When AbbVie ($ABBV) announced its plans for a $320 million bulk manufacturing facility in Singapore in February, it said it would be its first in Asia when it was ready to roll near the end of the decade. But the drugmaker has now picked up a smaller API plant in Singapore and it will be up and running in 2016.

The Chicago-area drugmaker said it has acquired a 120,000-square-foot API manufacturing facility in Singapore's Tuas Biomedical Park. It has some additional buildings and extra equipment as well as the contained API facility. A spokesperson could not be reached and the company did not say from whom it acquired the operations or what it spent.
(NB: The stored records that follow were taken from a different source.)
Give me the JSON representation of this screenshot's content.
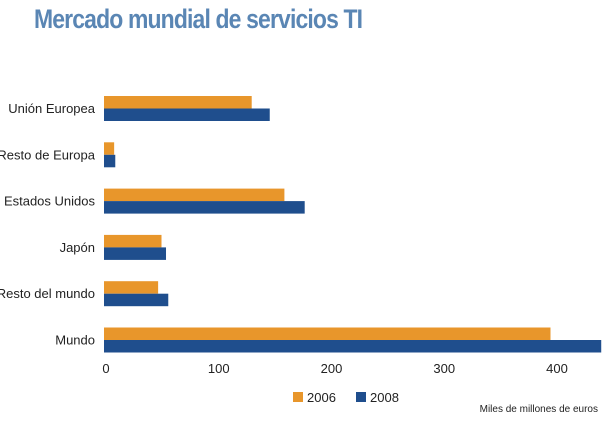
{
  "chart_data": {
    "type": "bar",
    "orientation": "horizontal",
    "title": "Mercado mundial de servicios TI",
    "xlabel": "Miles de millones de euros",
    "categories": [
      "Unión Europea",
      "Resto de Europa",
      "Estados Unidos",
      "Japón",
      "Resto del mundo",
      "Mundo"
    ],
    "series": [
      {
        "name": "2006",
        "color": "#e8962b",
        "values": [
          131,
          9,
          160,
          51,
          48,
          396
        ]
      },
      {
        "name": "2008",
        "color": "#1f4e8d",
        "values": [
          147,
          10,
          178,
          55,
          57,
          441
        ]
      }
    ],
    "xticks": [
      "0",
      "100",
      "200",
      "300",
      "400"
    ],
    "xlim": [
      0,
      441
    ],
    "grid": false,
    "legend": "bottom"
  }
}
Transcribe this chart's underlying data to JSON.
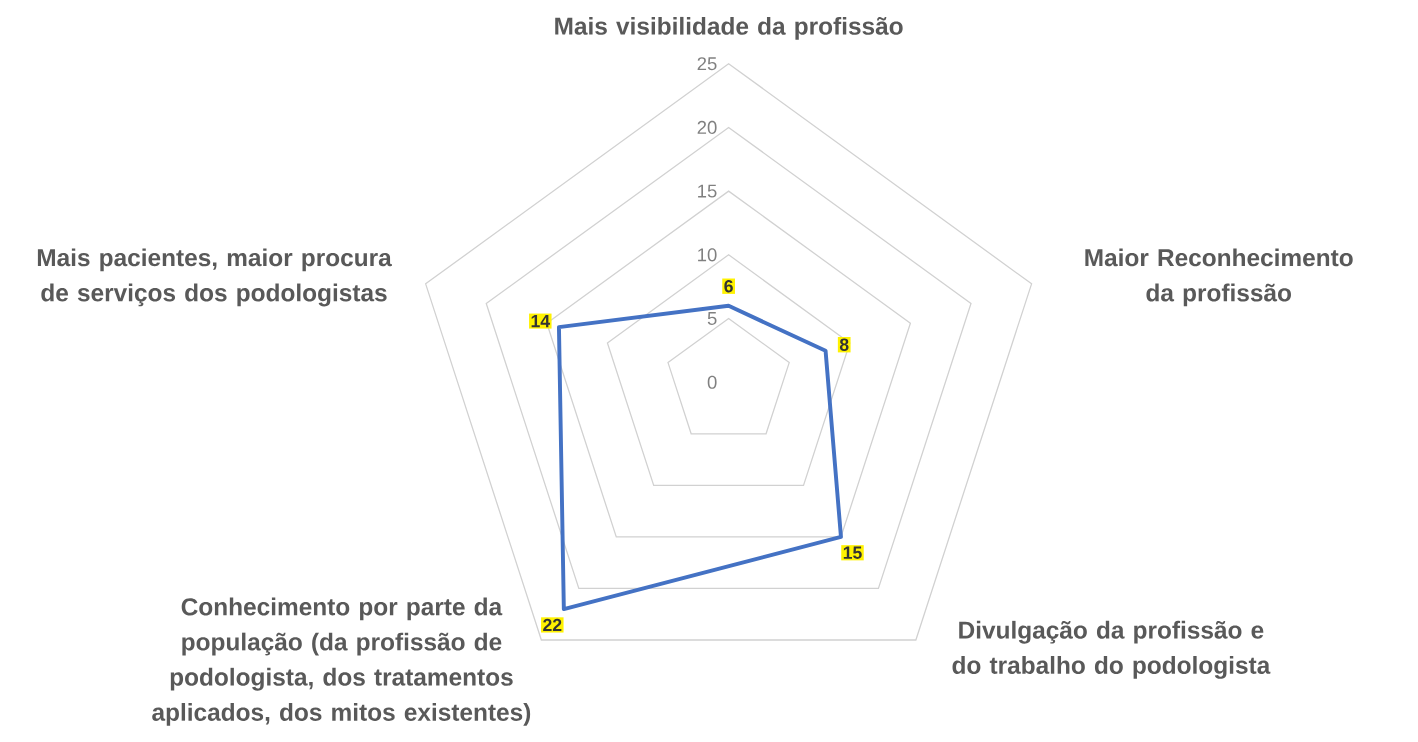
{
  "chart_data": {
    "type": "radar",
    "categories": [
      "Mais visibilidade da profissão",
      "Maior Reconhecimento da profissão",
      "Divulgação da profissão e do trabalho do podologista",
      "Conhecimento por parte da população (da profissão de podologista, dos tratamentos aplicados, dos mitos existentes)",
      "Mais pacientes, maior procura de serviços dos podologistas"
    ],
    "series": [
      {
        "color": "#4472c4",
        "values": [
          6,
          8,
          15,
          22,
          14
        ]
      }
    ],
    "ylim": [
      0,
      25
    ],
    "yticks": [
      0,
      5,
      10,
      15,
      20,
      25
    ],
    "grid": true,
    "data_labels": true
  }
}
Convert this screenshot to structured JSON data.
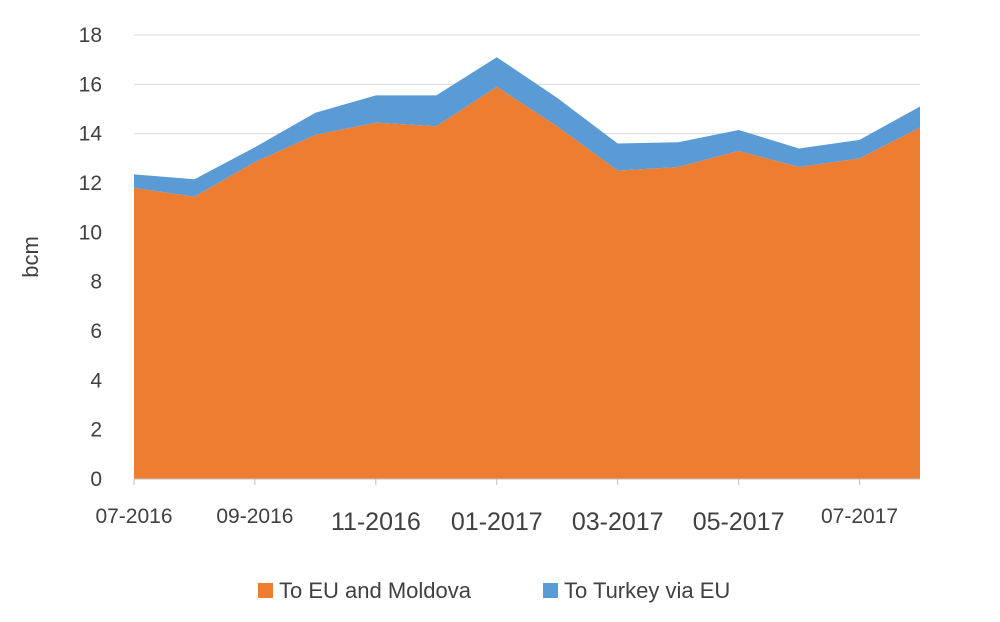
{
  "chart_data": {
    "type": "area",
    "stacked": true,
    "ylabel": "bcm",
    "xlabel": "",
    "ylim": [
      0,
      18
    ],
    "yticks": [
      0,
      2,
      4,
      6,
      8,
      10,
      12,
      14,
      16,
      18
    ],
    "grid": true,
    "legend_position": "bottom",
    "x": [
      "07-2016",
      "08-2016",
      "09-2016",
      "10-2016",
      "11-2016",
      "12-2016",
      "01-2017",
      "02-2017",
      "03-2017",
      "04-2017",
      "05-2017",
      "06-2017",
      "07-2017",
      "08-2017"
    ],
    "xtick_labels": [
      {
        "label": "07-2016",
        "x": "07-2016",
        "size": "small"
      },
      {
        "label": "09-2016",
        "x": "09-2016",
        "size": "small"
      },
      {
        "label": "11-2016",
        "x": "11-2016",
        "size": "big"
      },
      {
        "label": "01-2017",
        "x": "01-2017",
        "size": "big"
      },
      {
        "label": "03-2017",
        "x": "03-2017",
        "size": "big"
      },
      {
        "label": "05-2017",
        "x": "05-2017",
        "size": "big"
      },
      {
        "label": "07-2017",
        "x": "07-2017",
        "size": "small"
      }
    ],
    "series": [
      {
        "name": "To EU and Moldova",
        "color": "#ED7D31",
        "values": [
          11.8,
          11.45,
          12.85,
          13.95,
          14.45,
          14.3,
          15.9,
          14.3,
          12.5,
          12.65,
          13.3,
          12.65,
          13.0,
          14.25
        ]
      },
      {
        "name": "To Turkey via EU",
        "color": "#5B9BD5",
        "values": [
          0.55,
          0.7,
          0.6,
          0.9,
          1.1,
          1.25,
          1.2,
          1.15,
          1.1,
          1.0,
          0.85,
          0.75,
          0.75,
          0.85
        ]
      }
    ]
  }
}
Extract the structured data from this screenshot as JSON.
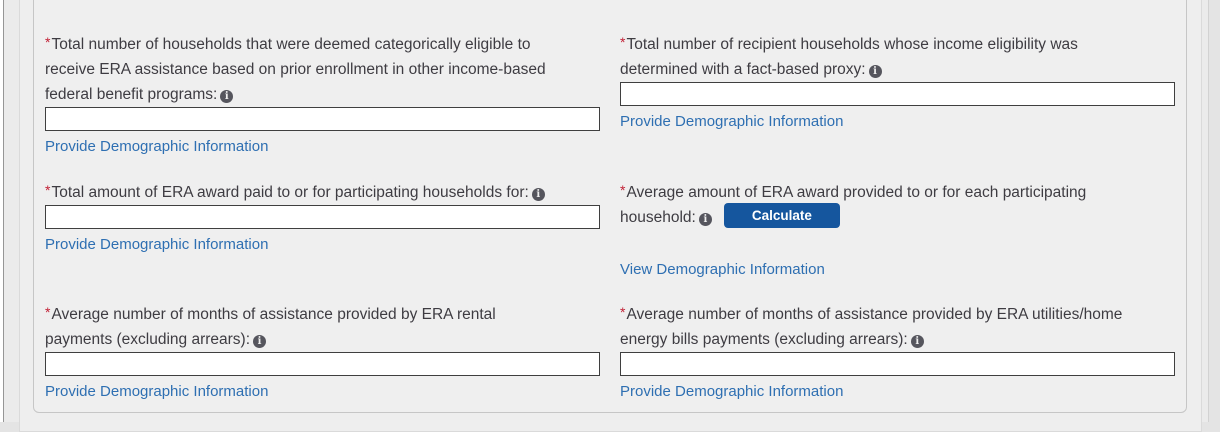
{
  "symbols": {
    "required": "*",
    "info_glyph": "i"
  },
  "colors": {
    "link_blue": "#2E6FB2",
    "button_blue": "#15569E",
    "required_red": "#C22035",
    "label_text": "#3E3C42",
    "panel_bg": "#EFEFEF",
    "input_border": "#3F3F3F"
  },
  "form": {
    "fields": [
      {
        "name": "total-households-categorically-eligible",
        "label": "Total number of households that were deemed categorically eligible to\nreceive ERA assistance based on prior enrollment in other income-based\nfederal benefit programs:",
        "value": "",
        "link_label": "Provide Demographic Information"
      },
      {
        "name": "recipient-households-fact-based-proxy",
        "label": "Total number of recipient households whose income eligibility was\ndetermined with a fact-based proxy:",
        "value": "",
        "link_label": "Provide Demographic Information"
      },
      {
        "name": "total-era-award-paid",
        "label": "Total amount of ERA award paid to or for participating households for:",
        "value": "",
        "link_label": "Provide Demographic Information"
      },
      {
        "name": "average-era-award-per-household",
        "label": "Average amount of ERA award provided to or for each participating\nhousehold:",
        "button_label": "Calculate",
        "link_label": "View Demographic Information"
      },
      {
        "name": "avg-months-rental-payments",
        "label": "Average number of months of assistance provided by ERA rental\npayments (excluding arrears):",
        "value": "",
        "link_label": "Provide Demographic Information"
      },
      {
        "name": "avg-months-utilities-payments",
        "label": "Average number of months of assistance provided by ERA utilities/home\nenergy bills payments (excluding arrears):",
        "value": "",
        "link_label": "Provide Demographic Information"
      }
    ]
  }
}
This is in addition to the $320 million bulk API facility that the maker of Humira said it would build in Singapore. That plant will manufacture both small-molecule and biologic active ingredients for AbbVie's oncology and immunology pipeline. It is slated to have 250 people when it is up and running in 2019.

AbbVie's project was announced the same day that AstraZeneca ($AZN) said it would spend more than $200 million to add 40,000 square feet of manufacturing, lab and administrative space to its biologics manufacturing facility in Frederick, MD. The expansion project gets underway in December and should be complete in mid-2017. The project will add about 300 new jobs to the site, which is already the company's largest biologics manufacturing facility.